Se proviamo a dare un valore in base ai prezzi all’ingrosso correnti nel decennio alle singole merci, avremo che l’Italia incassò circa 180 milioni dall’olio, 223 milioni dal vino, 151 milioni dagli agrumi, oltre 30 milioni dalla frutta secca, circa 70 milioni dallo zolfo, su un totale di 954 milioni per merci esportate.
Riassumendo, si ha che il 69% della bilancia commerciale era finanziata dalle esportazioni tipiche meridionali. Proviamo adesso a trasformare alcuni dati di cui sopra in numeri indici.
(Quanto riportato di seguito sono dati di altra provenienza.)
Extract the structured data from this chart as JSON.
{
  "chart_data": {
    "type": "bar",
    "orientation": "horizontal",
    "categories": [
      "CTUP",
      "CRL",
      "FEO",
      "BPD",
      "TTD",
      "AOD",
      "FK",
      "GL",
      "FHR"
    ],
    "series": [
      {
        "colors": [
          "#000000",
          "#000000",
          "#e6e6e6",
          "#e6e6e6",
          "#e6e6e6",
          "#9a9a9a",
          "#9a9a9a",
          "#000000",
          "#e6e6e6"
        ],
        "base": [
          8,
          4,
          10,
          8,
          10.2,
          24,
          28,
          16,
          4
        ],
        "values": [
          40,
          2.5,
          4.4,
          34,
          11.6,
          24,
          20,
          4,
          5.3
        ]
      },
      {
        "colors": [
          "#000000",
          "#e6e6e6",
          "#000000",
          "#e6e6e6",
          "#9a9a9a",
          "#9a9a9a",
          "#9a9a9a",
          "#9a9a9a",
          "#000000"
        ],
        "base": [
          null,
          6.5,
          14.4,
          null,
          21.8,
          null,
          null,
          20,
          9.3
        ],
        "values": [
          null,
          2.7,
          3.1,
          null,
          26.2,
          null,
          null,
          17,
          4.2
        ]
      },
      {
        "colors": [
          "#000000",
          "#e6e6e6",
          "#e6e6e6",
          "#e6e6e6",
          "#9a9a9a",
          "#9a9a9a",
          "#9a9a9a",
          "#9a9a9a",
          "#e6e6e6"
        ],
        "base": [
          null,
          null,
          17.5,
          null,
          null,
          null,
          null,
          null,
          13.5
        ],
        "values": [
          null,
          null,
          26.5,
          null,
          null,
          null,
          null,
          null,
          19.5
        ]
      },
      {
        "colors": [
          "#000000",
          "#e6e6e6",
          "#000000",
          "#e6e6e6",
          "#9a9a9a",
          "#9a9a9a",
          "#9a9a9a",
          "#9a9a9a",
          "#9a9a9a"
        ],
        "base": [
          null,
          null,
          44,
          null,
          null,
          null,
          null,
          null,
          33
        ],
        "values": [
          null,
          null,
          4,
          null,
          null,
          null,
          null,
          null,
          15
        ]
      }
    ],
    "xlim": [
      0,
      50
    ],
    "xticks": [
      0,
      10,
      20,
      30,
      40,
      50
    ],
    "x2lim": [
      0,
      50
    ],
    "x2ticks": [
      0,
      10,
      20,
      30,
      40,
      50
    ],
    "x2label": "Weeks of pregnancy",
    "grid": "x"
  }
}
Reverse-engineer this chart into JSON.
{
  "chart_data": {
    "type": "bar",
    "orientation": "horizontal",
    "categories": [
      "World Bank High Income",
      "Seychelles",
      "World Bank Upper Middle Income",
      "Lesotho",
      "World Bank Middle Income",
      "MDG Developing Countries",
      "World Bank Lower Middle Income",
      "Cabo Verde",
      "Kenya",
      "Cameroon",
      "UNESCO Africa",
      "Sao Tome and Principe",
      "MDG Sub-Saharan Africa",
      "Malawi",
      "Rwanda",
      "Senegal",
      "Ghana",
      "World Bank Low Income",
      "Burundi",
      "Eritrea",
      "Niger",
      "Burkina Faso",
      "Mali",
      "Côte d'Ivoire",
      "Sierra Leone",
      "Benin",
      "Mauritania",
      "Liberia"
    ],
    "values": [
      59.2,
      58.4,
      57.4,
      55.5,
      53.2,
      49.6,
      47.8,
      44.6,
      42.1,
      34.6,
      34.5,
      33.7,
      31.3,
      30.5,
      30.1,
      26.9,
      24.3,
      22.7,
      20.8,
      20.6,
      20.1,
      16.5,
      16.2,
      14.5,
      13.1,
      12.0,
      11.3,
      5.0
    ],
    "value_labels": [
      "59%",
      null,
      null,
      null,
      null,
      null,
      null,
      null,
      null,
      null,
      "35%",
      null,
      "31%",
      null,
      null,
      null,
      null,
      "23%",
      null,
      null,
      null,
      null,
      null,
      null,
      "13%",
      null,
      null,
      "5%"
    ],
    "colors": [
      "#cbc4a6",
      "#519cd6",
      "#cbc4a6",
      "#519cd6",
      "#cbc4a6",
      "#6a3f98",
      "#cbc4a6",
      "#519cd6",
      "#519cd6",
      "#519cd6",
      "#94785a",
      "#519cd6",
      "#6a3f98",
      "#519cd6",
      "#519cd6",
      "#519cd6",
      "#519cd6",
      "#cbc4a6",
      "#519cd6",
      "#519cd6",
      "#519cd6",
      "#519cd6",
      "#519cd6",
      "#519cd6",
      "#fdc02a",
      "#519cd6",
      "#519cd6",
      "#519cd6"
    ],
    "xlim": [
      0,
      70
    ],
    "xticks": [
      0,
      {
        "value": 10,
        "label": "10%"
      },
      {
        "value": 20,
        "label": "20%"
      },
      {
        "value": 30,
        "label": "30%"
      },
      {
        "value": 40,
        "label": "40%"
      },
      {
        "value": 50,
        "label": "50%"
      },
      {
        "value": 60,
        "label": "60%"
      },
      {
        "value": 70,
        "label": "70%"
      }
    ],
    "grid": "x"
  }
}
Avremo:

861/70

71/80

81/90

91/900

Formaggi

100

95

191

280

Agrumi

100

140

252

313

Frutta secca

100

154

177

221

Vino

100

225

685

710

Olio

100

133

114

96

Seta

100

145

204

268

Questi dati provano due cose. La prima è che il trattato commerciale con la Francia, stipulato nel 1863, fece volare quei settori dell’agricoltura meridionale, come il vino e gli agrumi, dove la domanda mondiale era più vivace, e inoltre che i settori capitalistici dell’agricoltura meridionale erano ben più reattivi di quelli settentrionali. Infatti l’inserimento dell’agricoltura settentrionale nel mercato europeo è un fatto recentissimo. La seconda è che, se il Meridione subì un forte stimolo dal mercato internazionale, nessuno stimolo ebbe dal mercato interno. In verità i prodotti mediterranei del Meridione erano troppo cari per le misere condizioni di esistenza in cui versavano anche le masse settentrionali. Il Settentrione non aveva niente da dare al Sud; poteva solo predare, come fece. La conclusione è tremendamente amara, in quanto tutto ciò dimostra perentoriamente una cosa: che il mercato unico nazionale non serviva al Meridione e che molto meglio sarebbe stato se fosse rimasto borbonico, ma indipendente. Su questo terreno, come su tutti gli altri, l’Unità fu una costosa farsa, interamente rappresentata a nostre spese; o forse del tutto una tragica sceneggiata di patrii entusiasmi, dietro i quali si nascosero smodati appetiti: quello tosco-padano di saccheggiare Napoli e la Sicilia, quello della sorgente borghesia meridionale di accettare supinamente tale saccheggio, in cambio del diritto a saccheggiare i beni ecclesiastici. I cadaveri di quel turpe patto non stanno soltanto sui crinali delle Alpi, mal vietate agli stivaloni austriaci, e nella disperazione del cosiddetto sogno americano in cui vissero i nostri avi, sia quelli che partirono, sia quelli che rimasero, ma anche qui, oggi, in questa mafia che traffica droga per conto dell’Azienda Italia.